You know all the Mahayana Sutras (e.g. Vimalakirti Sutra), old Zen talks about seeing this very earth as pure land and all the Vajrayana talks about the point of tantra as the pure vision of seeing this very world, body, speech and mind in its primordial unfabricated purity as the Buddha field, palace, mandala, mantra and deity? Now you truly get it, you realise everything is really just like that when experienced in its primordial purity and perfection, and that the old sages have not been exaggerating at all. It is as much a literal and precise description of the state of consciousness as it is a metaphor. As I told John Tan before, Amitabha Sutra’s description of pure land resembles my living experience here and now. “To me it just means anatta. When what’s seen, tasted, touched, smelled are in clean purity, everywhere is pure land.” - John Tan, 2019. "If one is free from background self, all manifestations appear in clean purity in taste. Impurities from what I know come from mental constructions." – John Tan, 2020

This is a freedom that is free from any artificially constructed boundaries and limitations. And yet, this boundlessness does not in any way lead to the dissociation from one’s body, instead one feels more alive than ever as one’s very body, one grows ever more somatic, at home and intimate as one’s body.

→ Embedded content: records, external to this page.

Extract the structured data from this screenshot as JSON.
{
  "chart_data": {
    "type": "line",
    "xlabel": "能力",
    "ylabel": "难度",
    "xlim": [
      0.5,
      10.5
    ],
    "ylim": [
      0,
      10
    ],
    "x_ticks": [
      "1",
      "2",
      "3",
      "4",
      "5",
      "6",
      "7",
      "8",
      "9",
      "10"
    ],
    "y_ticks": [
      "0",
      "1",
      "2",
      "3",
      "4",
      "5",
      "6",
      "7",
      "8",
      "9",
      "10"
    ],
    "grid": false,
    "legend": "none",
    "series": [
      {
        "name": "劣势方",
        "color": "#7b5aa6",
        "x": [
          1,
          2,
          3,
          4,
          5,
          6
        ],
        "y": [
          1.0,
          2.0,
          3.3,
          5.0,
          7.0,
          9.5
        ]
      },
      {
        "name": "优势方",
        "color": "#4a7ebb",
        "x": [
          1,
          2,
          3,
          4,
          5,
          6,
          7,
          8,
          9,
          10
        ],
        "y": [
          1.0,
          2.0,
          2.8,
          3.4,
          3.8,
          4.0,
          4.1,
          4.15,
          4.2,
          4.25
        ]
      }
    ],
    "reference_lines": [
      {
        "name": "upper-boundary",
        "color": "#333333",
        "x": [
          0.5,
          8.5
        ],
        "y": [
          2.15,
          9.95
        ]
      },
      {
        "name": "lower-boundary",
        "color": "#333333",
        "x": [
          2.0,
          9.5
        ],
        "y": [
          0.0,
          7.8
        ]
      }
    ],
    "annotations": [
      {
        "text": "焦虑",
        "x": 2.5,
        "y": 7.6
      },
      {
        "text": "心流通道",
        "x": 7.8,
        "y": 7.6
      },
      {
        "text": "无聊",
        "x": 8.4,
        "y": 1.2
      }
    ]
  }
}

This is not a body normally conceived of, as the boundaries of an artificially solidified body that stands separated from the universe, dissolve into energetic streams of aliveness dancing and pulsating throughout the body in high energy and pleasure, as well as sensations of foot steps, movement, palm touching an object, where the body is no longer conflated with a constructed boundary of ‘inside’ and ‘outside’, ‘self’ or ‘other’, where no trace of an ‘inside’ and an ‘outside’ can be found in one’s state of consciousness - there’s only one indivisible, boundless and measureless world/mind - only this infinitude of a dynamic and seamlessly interconnected dance that we call ‘the universe’. ... All these words and descriptions I just wrote came very easily and spontaneously in a very short time as I am simply describing my current state of experience that is experienced every moment. I am not being poetic here but simply being as direct and clear as possible about what is immediately experienced. And this is only a figment that I am describing. If I were to tell you more of what this is like, you would not believe it. But once you enter this gateless realm you shall see that words always pale in comparison."